Japan: Yoshihiko Noda als 62. Premierminister bestätigt

Nach dem Rücktritt von Naoto Kan wurde Yoshihiko Noda, der ehemalige Finanzminister, zum 62. Premierminister von Japan gewählt, zugleich übernimmt Noda den Vorsitz der regierenden Demokratischen Partei Japans (DPJ). Noda sieht sich großen Herausforderungen ausgesetzt, neben dem Super-Gau von Fukushima kränkelt die japanische Wirtschaft, gleichzeitig erfährt der Yen eine Aufwertung, weil andere Länder, wie die USA und die EU, große Mengen an Geld drucken. Der Umstand, dass Noda der sechste Premierminister in den letzten fünf Jahren ist, deutet auf die politische Stabilität in Japan. Noch vor dem kommenden Freitag will Noda sein neues Kabinett vorstellen.

Die Demokratische Partei scheint gespalten, viele Mitglieder des Parlaments favorisierten den ehemaligen Innenminister Ichiro Ozawa, doch Ozawa unterlag in den Abstimmungen. Nun soll er zum Generalsekretär der DPJ ernannt werden. In der Zwischenzeit traf Noda mit dem Parteivorsitzenden Shizuka Kamei der Neuen Volkspartei (Kokumin Shinto) zusammen, beide Parteien wollen die Regierungskoalition fortführen.
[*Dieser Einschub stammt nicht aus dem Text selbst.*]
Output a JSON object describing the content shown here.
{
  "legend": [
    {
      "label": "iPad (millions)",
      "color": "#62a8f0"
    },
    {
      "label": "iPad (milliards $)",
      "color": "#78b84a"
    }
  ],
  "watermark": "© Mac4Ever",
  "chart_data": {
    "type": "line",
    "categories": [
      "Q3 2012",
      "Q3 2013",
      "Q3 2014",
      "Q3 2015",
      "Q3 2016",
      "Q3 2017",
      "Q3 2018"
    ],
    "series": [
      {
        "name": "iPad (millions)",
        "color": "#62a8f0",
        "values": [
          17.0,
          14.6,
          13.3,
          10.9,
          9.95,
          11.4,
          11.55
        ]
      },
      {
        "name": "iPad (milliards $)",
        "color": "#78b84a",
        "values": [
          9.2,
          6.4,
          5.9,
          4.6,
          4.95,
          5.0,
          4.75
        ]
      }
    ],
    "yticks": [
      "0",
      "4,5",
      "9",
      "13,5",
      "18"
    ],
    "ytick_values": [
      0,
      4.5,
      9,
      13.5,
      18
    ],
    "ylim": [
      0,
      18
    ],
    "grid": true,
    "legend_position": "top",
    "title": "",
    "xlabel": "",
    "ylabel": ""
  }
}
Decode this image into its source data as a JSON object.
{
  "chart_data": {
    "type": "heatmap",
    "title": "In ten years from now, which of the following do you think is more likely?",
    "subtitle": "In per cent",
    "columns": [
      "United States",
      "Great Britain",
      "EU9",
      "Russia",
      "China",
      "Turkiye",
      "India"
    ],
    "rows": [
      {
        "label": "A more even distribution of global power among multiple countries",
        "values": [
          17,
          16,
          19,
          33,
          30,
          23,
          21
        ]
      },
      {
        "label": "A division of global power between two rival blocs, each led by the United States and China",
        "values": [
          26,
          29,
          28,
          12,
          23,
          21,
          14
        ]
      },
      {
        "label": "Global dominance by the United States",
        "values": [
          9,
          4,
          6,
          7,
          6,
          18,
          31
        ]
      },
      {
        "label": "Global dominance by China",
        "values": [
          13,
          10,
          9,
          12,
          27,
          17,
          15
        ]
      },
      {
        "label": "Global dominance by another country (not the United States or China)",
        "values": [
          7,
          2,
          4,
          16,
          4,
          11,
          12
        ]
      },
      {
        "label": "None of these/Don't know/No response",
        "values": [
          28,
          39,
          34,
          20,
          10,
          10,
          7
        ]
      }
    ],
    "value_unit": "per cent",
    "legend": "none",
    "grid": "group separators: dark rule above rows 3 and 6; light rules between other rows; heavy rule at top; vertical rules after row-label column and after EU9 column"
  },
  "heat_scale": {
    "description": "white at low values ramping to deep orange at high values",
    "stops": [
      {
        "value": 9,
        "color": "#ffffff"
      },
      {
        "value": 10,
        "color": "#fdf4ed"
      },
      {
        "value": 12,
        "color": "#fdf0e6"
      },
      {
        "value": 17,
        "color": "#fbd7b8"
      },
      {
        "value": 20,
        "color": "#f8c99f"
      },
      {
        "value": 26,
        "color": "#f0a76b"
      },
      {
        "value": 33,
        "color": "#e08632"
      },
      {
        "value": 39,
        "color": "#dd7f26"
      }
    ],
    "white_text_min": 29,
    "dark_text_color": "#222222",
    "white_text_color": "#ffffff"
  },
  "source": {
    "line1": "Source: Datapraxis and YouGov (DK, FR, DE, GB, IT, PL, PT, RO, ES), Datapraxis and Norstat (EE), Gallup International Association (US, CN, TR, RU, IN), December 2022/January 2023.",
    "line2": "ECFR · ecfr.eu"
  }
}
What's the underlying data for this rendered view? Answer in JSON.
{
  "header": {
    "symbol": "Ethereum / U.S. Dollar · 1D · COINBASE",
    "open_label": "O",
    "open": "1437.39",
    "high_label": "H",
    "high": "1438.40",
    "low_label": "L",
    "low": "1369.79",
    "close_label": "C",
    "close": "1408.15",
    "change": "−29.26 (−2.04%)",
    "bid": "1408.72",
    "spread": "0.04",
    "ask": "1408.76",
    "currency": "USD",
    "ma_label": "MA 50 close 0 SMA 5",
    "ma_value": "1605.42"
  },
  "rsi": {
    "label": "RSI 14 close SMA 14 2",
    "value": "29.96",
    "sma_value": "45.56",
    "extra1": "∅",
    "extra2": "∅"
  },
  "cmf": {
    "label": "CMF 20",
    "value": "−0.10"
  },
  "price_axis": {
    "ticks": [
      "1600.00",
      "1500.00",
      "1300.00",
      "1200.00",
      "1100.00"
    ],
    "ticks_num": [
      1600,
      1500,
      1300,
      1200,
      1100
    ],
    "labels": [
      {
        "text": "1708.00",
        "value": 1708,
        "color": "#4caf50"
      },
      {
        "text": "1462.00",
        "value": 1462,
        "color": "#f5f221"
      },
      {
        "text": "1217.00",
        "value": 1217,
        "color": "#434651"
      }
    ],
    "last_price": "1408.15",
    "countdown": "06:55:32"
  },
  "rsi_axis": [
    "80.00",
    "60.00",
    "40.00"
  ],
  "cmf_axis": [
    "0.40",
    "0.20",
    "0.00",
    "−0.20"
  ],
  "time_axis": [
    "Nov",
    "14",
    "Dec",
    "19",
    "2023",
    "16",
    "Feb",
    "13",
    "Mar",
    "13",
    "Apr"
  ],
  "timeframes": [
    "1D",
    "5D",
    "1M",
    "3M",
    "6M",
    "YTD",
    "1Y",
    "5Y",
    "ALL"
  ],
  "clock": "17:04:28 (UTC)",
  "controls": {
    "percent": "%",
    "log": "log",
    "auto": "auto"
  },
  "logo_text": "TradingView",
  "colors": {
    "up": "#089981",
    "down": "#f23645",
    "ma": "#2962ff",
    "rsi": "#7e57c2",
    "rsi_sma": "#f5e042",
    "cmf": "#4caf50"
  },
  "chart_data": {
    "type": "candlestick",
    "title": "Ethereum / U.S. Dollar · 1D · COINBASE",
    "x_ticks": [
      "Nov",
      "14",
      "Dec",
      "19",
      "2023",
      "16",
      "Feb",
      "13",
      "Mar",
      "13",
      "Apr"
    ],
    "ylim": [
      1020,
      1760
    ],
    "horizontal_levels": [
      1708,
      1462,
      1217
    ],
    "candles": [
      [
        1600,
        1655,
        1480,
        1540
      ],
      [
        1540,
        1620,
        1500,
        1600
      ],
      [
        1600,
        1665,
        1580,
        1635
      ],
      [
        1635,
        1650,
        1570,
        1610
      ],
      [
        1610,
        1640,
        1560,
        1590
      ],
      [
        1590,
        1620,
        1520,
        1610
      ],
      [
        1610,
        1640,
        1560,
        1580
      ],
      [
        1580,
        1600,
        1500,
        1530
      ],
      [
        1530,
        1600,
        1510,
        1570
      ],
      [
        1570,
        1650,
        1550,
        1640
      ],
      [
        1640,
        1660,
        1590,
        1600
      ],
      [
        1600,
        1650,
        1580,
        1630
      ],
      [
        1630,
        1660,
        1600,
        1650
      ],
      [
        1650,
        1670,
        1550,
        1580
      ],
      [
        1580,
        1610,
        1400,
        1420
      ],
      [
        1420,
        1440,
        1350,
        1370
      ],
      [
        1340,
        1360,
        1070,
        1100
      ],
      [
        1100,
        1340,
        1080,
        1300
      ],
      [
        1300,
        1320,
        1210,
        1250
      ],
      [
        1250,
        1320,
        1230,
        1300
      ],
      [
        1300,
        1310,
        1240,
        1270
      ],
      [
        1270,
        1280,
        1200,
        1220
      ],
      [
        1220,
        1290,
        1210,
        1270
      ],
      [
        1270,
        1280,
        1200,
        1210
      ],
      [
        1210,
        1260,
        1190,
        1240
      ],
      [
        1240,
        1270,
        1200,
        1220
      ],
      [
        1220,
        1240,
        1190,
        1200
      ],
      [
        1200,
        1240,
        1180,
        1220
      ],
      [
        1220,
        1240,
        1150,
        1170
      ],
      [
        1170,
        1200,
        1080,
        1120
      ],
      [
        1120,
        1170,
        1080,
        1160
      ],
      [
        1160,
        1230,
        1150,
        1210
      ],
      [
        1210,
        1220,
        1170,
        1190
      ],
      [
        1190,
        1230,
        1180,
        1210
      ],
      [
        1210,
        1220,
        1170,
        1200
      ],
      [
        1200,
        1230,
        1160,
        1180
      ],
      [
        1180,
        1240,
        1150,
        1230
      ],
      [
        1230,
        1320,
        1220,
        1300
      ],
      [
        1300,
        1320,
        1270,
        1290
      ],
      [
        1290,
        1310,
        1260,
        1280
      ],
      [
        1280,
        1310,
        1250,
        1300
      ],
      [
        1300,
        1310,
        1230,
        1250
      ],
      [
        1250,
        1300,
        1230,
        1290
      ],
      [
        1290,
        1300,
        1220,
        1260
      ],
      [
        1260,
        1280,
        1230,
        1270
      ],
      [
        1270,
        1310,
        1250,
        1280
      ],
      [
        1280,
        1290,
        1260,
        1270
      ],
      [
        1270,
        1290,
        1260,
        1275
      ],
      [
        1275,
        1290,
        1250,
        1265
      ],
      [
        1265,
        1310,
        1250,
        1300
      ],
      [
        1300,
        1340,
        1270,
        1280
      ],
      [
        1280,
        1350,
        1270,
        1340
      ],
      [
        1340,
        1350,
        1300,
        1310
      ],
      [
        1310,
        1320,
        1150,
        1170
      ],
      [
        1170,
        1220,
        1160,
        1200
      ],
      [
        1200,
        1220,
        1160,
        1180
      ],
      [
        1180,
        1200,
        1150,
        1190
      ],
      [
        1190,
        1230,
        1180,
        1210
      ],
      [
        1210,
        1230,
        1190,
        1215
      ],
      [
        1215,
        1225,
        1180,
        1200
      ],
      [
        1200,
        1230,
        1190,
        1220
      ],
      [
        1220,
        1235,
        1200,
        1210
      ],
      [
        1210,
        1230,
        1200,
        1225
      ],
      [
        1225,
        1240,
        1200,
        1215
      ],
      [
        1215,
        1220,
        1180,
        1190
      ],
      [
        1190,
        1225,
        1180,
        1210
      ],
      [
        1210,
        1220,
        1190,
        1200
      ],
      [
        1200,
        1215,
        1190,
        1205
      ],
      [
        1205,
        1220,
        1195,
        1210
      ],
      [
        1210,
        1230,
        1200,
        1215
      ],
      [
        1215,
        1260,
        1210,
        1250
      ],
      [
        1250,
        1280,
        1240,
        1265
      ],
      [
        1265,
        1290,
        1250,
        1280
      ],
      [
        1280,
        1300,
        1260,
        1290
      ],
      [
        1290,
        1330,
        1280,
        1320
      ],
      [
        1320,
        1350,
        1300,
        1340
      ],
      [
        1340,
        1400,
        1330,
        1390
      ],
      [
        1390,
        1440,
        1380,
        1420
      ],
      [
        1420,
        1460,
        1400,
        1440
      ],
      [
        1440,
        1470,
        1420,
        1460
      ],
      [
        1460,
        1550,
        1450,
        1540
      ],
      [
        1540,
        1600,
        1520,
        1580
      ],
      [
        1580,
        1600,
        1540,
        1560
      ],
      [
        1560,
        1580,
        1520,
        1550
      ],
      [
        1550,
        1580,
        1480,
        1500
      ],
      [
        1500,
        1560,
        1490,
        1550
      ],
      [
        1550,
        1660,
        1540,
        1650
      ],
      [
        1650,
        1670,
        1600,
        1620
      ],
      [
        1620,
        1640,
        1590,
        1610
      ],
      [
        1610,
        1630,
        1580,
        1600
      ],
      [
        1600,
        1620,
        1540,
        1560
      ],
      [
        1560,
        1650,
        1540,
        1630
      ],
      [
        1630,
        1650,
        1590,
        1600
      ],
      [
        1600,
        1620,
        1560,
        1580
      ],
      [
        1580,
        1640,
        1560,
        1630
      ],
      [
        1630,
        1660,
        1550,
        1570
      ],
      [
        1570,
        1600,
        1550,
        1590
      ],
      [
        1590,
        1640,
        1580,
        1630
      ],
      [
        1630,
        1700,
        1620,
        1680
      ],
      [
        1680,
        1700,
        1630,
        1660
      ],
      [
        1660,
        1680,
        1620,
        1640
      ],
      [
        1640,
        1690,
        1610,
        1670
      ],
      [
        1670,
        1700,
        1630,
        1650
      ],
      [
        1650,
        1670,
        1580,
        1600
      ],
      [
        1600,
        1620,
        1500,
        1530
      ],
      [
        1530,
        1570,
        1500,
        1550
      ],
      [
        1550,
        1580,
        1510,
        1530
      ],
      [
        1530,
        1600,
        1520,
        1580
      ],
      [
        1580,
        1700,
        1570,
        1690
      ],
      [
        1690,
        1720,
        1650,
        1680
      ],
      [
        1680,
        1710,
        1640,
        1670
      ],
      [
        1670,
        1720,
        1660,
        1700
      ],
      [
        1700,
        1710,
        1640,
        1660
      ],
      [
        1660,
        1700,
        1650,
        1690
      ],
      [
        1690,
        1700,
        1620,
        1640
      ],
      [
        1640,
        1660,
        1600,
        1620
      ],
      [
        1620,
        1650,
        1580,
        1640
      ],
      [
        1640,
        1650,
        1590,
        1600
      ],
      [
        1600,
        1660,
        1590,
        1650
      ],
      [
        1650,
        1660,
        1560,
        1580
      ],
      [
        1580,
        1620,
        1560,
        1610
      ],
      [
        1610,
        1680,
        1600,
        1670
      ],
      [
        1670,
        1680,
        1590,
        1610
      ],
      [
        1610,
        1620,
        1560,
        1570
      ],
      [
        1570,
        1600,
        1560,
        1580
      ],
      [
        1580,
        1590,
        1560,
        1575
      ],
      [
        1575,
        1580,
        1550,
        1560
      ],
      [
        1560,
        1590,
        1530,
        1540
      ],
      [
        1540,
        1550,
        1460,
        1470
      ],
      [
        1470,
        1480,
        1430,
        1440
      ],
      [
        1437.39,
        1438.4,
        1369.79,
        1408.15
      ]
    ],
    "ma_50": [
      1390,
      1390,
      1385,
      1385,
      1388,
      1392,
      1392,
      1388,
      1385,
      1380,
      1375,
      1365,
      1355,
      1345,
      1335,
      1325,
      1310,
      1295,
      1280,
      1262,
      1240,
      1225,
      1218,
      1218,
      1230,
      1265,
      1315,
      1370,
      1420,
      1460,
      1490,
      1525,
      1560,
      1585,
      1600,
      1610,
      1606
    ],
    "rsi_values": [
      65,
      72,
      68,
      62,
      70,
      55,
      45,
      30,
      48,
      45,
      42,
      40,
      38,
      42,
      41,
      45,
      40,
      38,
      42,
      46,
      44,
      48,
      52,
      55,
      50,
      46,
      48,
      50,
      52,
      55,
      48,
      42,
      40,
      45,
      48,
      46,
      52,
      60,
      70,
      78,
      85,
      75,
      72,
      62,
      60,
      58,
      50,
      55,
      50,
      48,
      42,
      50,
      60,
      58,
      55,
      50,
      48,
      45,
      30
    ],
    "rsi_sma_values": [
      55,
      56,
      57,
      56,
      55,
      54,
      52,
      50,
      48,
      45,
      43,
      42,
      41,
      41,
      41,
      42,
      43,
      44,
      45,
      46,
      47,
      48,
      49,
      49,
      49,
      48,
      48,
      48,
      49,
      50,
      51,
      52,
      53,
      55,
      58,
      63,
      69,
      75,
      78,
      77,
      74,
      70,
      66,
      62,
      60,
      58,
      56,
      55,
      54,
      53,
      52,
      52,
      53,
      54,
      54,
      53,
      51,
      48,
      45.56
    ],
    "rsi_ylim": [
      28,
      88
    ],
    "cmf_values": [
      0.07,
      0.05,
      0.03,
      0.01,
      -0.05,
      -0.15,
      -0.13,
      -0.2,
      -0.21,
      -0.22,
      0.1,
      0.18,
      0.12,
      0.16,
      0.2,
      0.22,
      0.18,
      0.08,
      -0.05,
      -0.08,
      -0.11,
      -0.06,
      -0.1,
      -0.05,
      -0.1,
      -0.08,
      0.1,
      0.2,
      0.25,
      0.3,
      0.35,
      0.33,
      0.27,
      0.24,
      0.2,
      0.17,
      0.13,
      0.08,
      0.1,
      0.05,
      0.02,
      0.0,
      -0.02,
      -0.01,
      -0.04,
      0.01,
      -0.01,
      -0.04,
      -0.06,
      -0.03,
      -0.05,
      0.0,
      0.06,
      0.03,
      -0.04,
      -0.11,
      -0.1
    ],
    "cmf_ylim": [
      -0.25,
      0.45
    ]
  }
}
Als dringlichstes Problem erachten beide Parteien die Beseitigung der Schäden vom havarierten AKW Fukushima.Zudem soll die Privatisierung der japanischen Post rückgängig gemacht werden, die Hauptforderung der Neuen Volkspartei schlechthin.

Naoto Kan war für 15 Monate der Premierminister japans, das Erdbeben und der Tsunami vom 11. März hat nicht nur die natürliche Landschaft umgewälzt, sondern auch die politische. Kan wurde aufgrund der mangelhaften Informationspolitik im Zuge des Super-Gau heftig kritisiert. Derweil gab das Handelsministerium bekannt, dass die Begrenzung von Elektrizität in den Präfekturen Miyagi und Fukushima vorzeitig am 2. September (statt wie geplant am 9. September) aufgehoben wird. Dennoch ruft das Ministerium zur Zurückhaltung beim Stromverbrauch auf.